With this approach, the company had the best of all worlds –highly reliable enterprise-grade storage with features not available from AWS, the full geographic data management power of ArcGIS, and a storage architecture that far more flexible and scalable. From start to finish, deploying with the enterprise-grade storage as a service solution took only a matter of weeks. The ability to share storage volumes and the fact storage volumes do not have a size limit made it easy to grow the AWS application literally in minutes. The company’s ArcGIS administrator simply logs in to the firm’s own management portal – which, much like the underlying resources, is not shared with other users – and adjusts the amount of the type of underlying storage (disks of different sizes/types and SSDs) or controllers.
Because it is taking advantage of an enterprise Storage as a Service (STaaS) offering, the company can treat storage as a pay-as-you-grow resource, paying only for the storage it uses, by the hour, without long term commitments, and allocating it as Operating Expense (OpEX) – in other words, avoiding the capital costs of storage hardware purchases.
This STaaS approach at AWS also enables GIS related companies to build compute architectures that eliminate any potential single points of failure, since volumes are shared and support the standard file access protocols used by Linux and Windows systems, NFS and CIFS respectively, for global replication for disaster recovery and multi-site collaboration use cases.
And, because the deployment was painless, the geodata player could stay focused on its core mission of serving smart geospatial information to clients, and spend less time addressing the minutiae of maintaining an enterprise cloud solution.
Most GIS applications have been sidelined from taking advantage of cloud economics and scale because they need robust enterprise storage features – like NFS and large volume sizes – that weren’t available until now. This has changed, fortunately. Surveying businesses and GIS users of all kinds need to take a fresh look at whether their computing resources really need to remain on premises – or if the cloud can be made to provide an easier, lower cost and more scalable approach.

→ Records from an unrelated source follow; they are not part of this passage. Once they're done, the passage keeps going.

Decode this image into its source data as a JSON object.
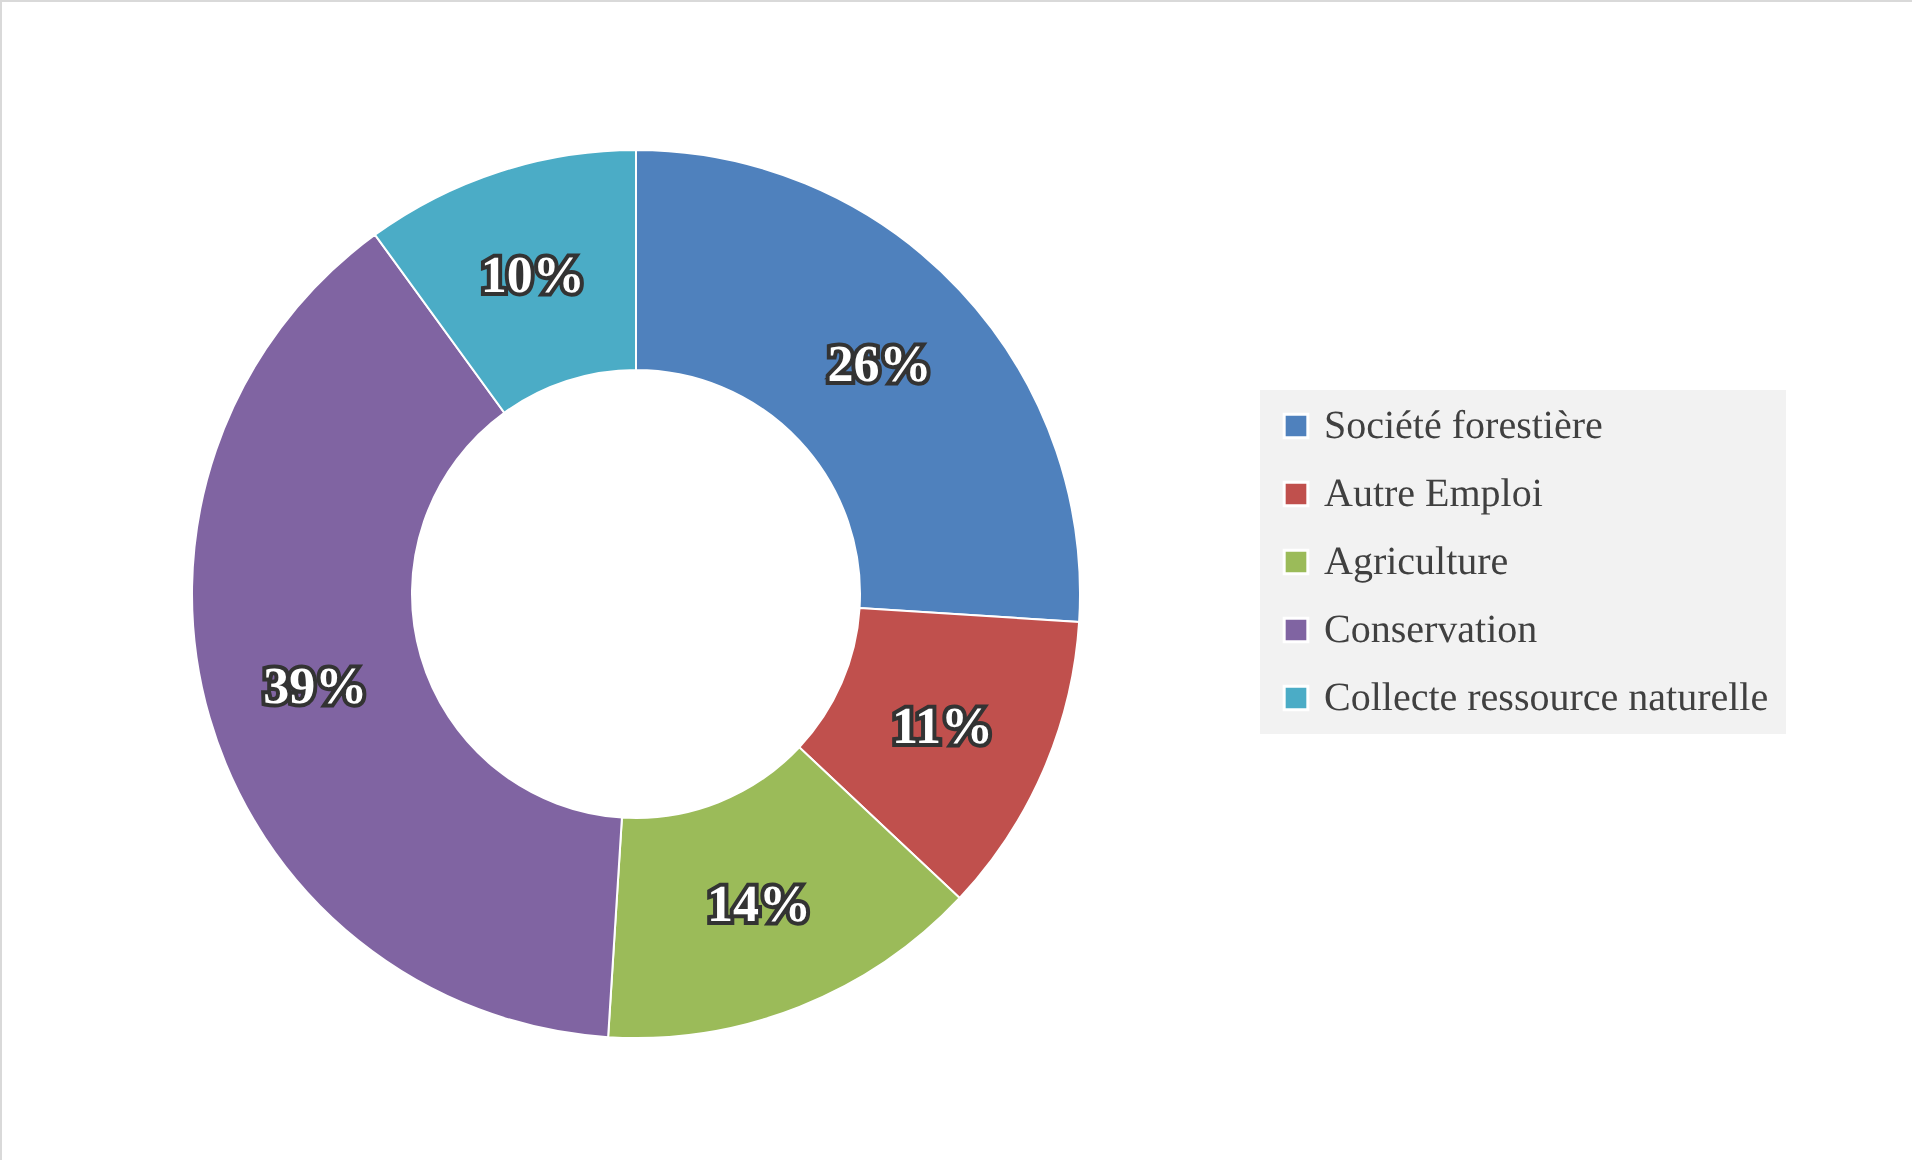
{
  "chart_data": {
    "type": "donut",
    "categories": [
      "Société forestière",
      "Autre Emploi",
      "Agriculture",
      "Conservation",
      "Collecte ressource naturelle"
    ],
    "values": [
      26,
      11,
      14,
      39,
      10
    ],
    "colors": [
      "#4f81bd",
      "#c0504d",
      "#9bbb59",
      "#8064a2",
      "#4bacc6"
    ],
    "value_labels": [
      "26%",
      "11%",
      "14%",
      "39%",
      "10%"
    ],
    "legend": "right"
  }
}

Noam Shendar is VP of Business Development at Zadara Storage, a provider of enterprise Storage as a Service (STaaS) solutions. He has over 15 years of experience with enterprise technologies including at LSI Corporation, MIPS Technologies, entertainment technology startup iBlast, and Intel. He holds a B.Sc. (with Honors) in Electrical Engineering from the University of Wisconsin-Madison and an Executive MBA from Santa Clara University.